LAUSR

The rapid development of DC power systems in applications such as electric aircraft and microgrids has highlighted the need for high‐performance DC short‐circuit protection. Solid‐state circuit breakers (SSCBs), utilising power semiconductor devices, offer superior performance compared to traditional mechanical circuit breakers by providing fast arc‐free interruption and improved reliability. Whereas silicon carbide (SiC) MOSFETs and silicon (Si) insulated‐gate bipolar transistors (IGBTs) are widely used in these applications, their overcurrent capabilities and long‐term reliability under repetitive operation remain critical research topics.

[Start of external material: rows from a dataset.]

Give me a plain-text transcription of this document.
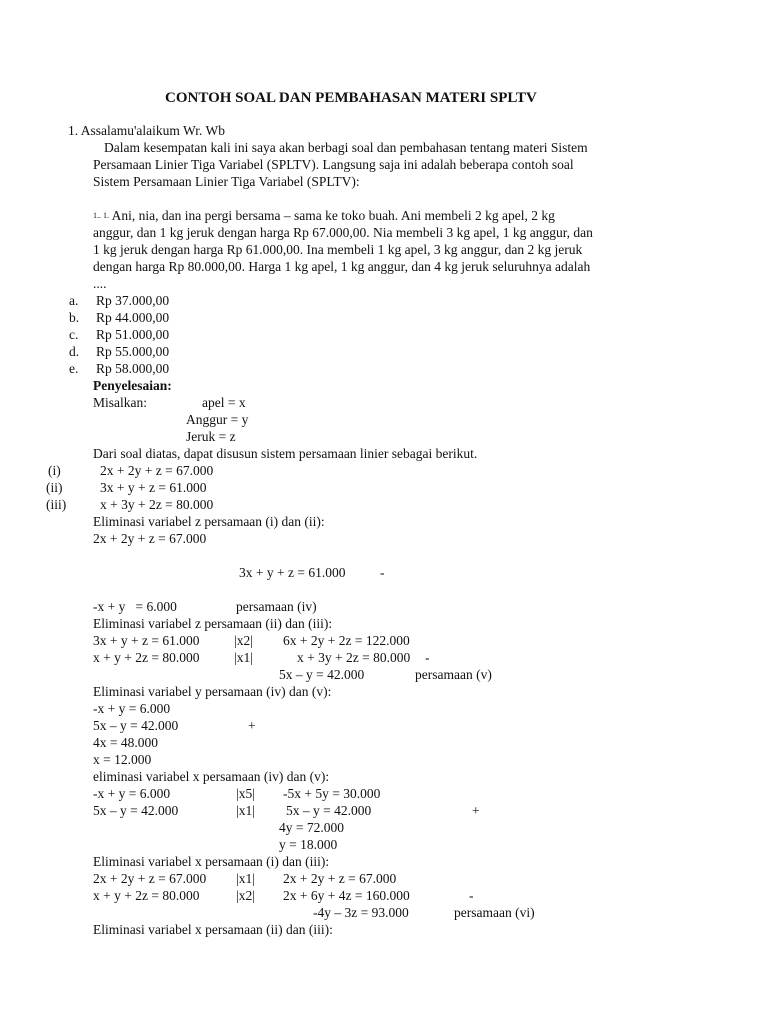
CONTOH SOAL DAN PEMBAHASAN MATERI SPLTV
1. Assalamu'alaikum Wr. Wb
Dalam kesempatan kali ini saya akan berbagi soal dan pembahasan tentang materi Sistem
Persamaan Linier Tiga Variabel (SPLTV). Langsung saja ini adalah beberapa contoh soal
Sistem Persamaan Linier Tiga Variabel (SPLTV):
1.. 1. Ani, nia, dan ina pergi bersama – sama ke toko buah. Ani membeli 2 kg apel, 2 kg
anggur, dan 1 kg jeruk dengan harga Rp 67.000,00. Nia membeli 3 kg apel, 1 kg anggur, dan
1 kg jeruk dengan harga Rp 61.000,00. Ina membeli 1 kg apel, 3 kg anggur, dan 2 kg jeruk
dengan harga Rp 80.000,00. Harga 1 kg apel, 1 kg anggur, dan 4 kg jeruk seluruhnya adalah
....
a. Rp 37.000,00
b. Rp 44.000,00
c. Rp 51.000,00
d. Rp 55.000,00
e. Rp 58.000,00
Penyelesaian:
Misalkan:	apel = x
Anggur = y
Jeruk = z
Dari soal diatas, dapat disusun sistem persamaan linier sebagai berikut.
(i)	2x + 2y + z = 67.000
(ii)	3x + y + z = 61.000
(iii)	x + 3y + 2z = 80.000
Eliminasi variabel z persamaan (i) dan (ii):
2x + 2y + z = 67.000
3x + y + z = 61.000	-
-x + y   = 6.000	persamaan (iv)
Eliminasi variabel z persamaan (ii) dan (iii):
3x + y + z = 61.000	|x2| 6x + 2y + 2z = 122.000
x + y + 2z = 80.000	|x1|	x + 3y + 2z = 80.000 -
5x – y = 42.000	persamaan (v)
Eliminasi variabel y persamaan (iv) dan (v):
-x + y = 6.000
5x – y = 42.000	+
4x = 48.000
x = 12.000
eliminasi variabel x persamaan (iv) dan (v):
-x + y = 6.000	|x5| -5x + 5y = 30.000
5x – y = 42.000	|x1| 5x – y = 42.000	+
4y = 72.000
y = 18.000
Eliminasi variabel x persamaan (i) dan (iii):
2x + 2y + z = 67.000 |x1| 2x + 2y + z = 67.000
x + y + 2z = 80.000	|x2| 2x + 6y + 4z = 160.000	-
-4y – 3z = 93.000	persamaan (vi)
Eliminasi variabel x persamaan (ii) dan (iii):
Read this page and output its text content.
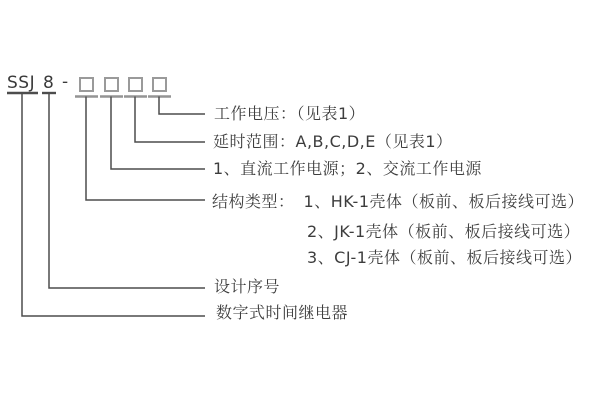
SSJ 8 -
工作电压：（见表1）
延时范围：A,B,C,D,E（见表1）
1、直流工作电源；2、交流工作电源
结构类型： 1、HK-1壳体（板前、板后接线可选）
2、JK-1壳体（板前、板后接线可选）
3、CJ-1壳体（板前、板后接线可选）
设计序号
数字式时间继电器
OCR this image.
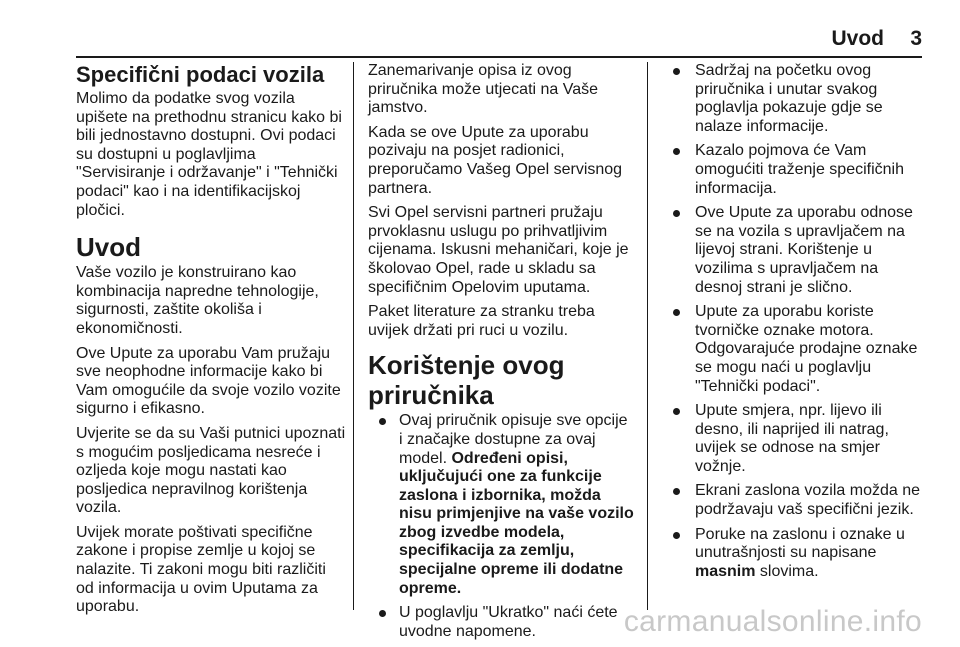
Uvod 3
Specifični podaci vozila

Molimo da podatke svog vozila upišete na prethodnu stranicu kako bi bili jednostavno dostupni. Ovi podaci su dostupni u poglavljima "Servisiranje i održavanje" i "Tehnički podaci" kao i na identifikacijskoj pločici.

Uvod

Vaše vozilo je konstruirano kao kombinacija napredne tehnologije, sigurnosti, zaštite okoliša i ekonomičnosti.

Ove Upute za uporabu Vam pružaju sve neophodne informacije kako bi Vam omogućile da svoje vozilo vozite sigurno i efikasno.

Uvjerite se da su Vaši putnici upoznati s mogućim posljedicama nesreće i ozljeda koje mogu nastati kao posljedica nepravilnog korištenja vozila.

Uvijek morate poštivati specifične zakone i propise zemlje u kojoj se nalazite. Ti zakoni mogu biti različiti od informacija u ovim Uputama za uporabu.

Zanemarivanje opisa iz ovog priručnika može utjecati na Vaše jamstvo.

Kada se ove Upute za uporabu pozivaju na posjet radionici, preporučamo Vašeg Opel servisnog partnera.

Svi Opel servisni partneri pružaju prvoklasnu uslugu po prihvatljivim cijenama. Iskusni mehaničari, koje je školovao Opel, rade u skladu sa specifičnim Opelovim uputama.

Paket literature za stranku treba uvijek držati pri ruci u vozilu.

Korištenje ovog priručnika
Ovaj priručnik opisuje sve opcije i značajke dostupne za ovaj model. Određeni opisi, uključujući one za funkcije zaslona i izbornika, možda nisu primjenjive na vaše vozilo zbog izvedbe modela, specifikacija za zemlju, specijalne opreme ili dodatne opreme.
U poglavlju "Ukratko" naći ćete uvodne napomene.
Sadržaj na početku ovog priručnika i unutar svakog poglavlja pokazuje gdje se nalaze informacije.
Kazalo pojmova će Vam omogućiti traženje specifičnih informacija.
Ove Upute za uporabu odnose se na vozila s upravljačem na lijevoj strani. Korištenje u vozilima s upravljačem na desnoj strani je slično.
Upute za uporabu koriste tvorničke oznake motora. Odgovarajuće prodajne oznake se mogu naći u poglavlju "Tehnički podaci".
Upute smjera, npr. lijevo ili desno, ili naprijed ili natrag, uvijek se odnose na smjer vožnje.
Ekrani zaslona vozila možda ne podržavaju vaš specifični jezik.
Poruke na zaslonu i oznake u unutrašnjosti su napisane masnim slovima.
carmanualsonline.info
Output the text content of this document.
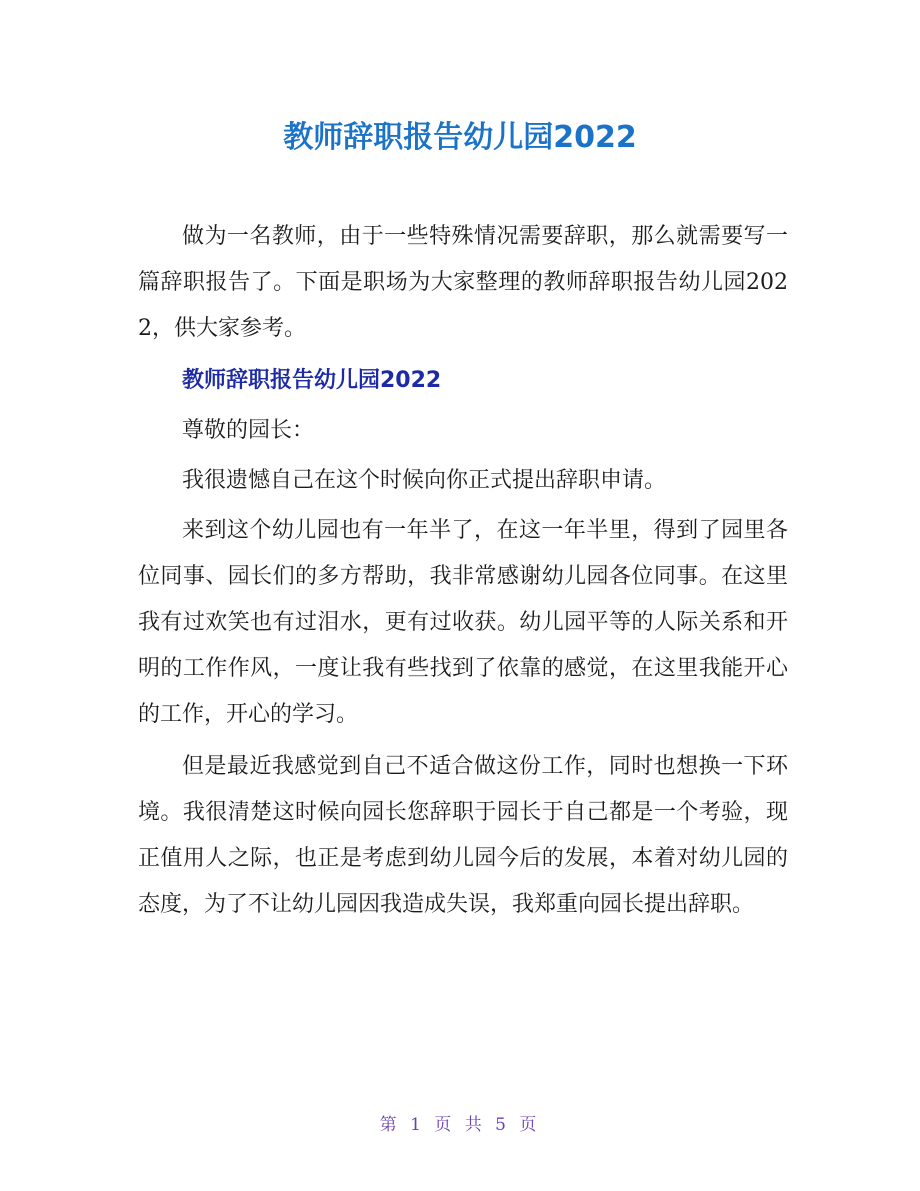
教师辞职报告幼儿园2022

做为一名教师，由于一些特殊情况需要辞职，那么就需要写一篇辞职报告了。下面是职场为大家整理的教师辞职报告幼儿园2022，供大家参考。

教师辞职报告幼儿园2022

尊敬的园长：

我很遗憾自己在这个时候向你正式提出辞职申请。

来到这个幼儿园也有一年半了，在这一年半里，得到了园里各位同事、园长们的多方帮助，我非常感谢幼儿园各位同事。在这里我有过欢笑也有过泪水，更有过收获。幼儿园平等的人际关系和开明的工作作风，一度让我有些找到了依靠的感觉，在这里我能开心的工作，开心的学习。

但是最近我感觉到自己不适合做这份工作，同时也想换一下环境。我很清楚这时候向园长您辞职于园长于自己都是一个考验，现正值用人之际，也正是考虑到幼儿园今后的发展，本着对幼儿园的态度，为了不让幼儿园因我造成失误，我郑重向园长提出辞职。

第 1 页 共 5 页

This paper investigates the overcurrent capability of SiC MOSFETs and Si IGBTs and analyzes their degradation mechanisms under repetitive overcurrent cycling. Experimental results show that although the SiC MOSFET has a longer overcurrent withstand time due to its saturation characteristics, it suffers from more severe ageing behaviours. Its gate‐source voltage ( V GS ) was found to drop by 3.3 V, its saturation current ( I sat ) dropped by 45.2 A, and its on‐state voltage drop significantly increased as the number of cycles reached 250. In contrast, the Si IGBT exhibited minimal degradation in its dynamic performance under the same conditions. To understand the underlying physics of these behaviours, detailed TCAD simulation models were developed based on the real device structures. Simulations revealed a single, concentrated hotspot in the SiC MOSFET near the gate, reaching a peak temperature of ∼1000 K. The Si IGBT, however, presented two distinct hotspots: one near the gate and another near the interface between the buffer and drift regions. We propose that this distributed thermal profile in the IGBT mitigates localised stress, which explains its superior long‐term reliability. Conversely, the high concentration of thermal stress in the SiC MOSFET's gate region leads to its severe ageing.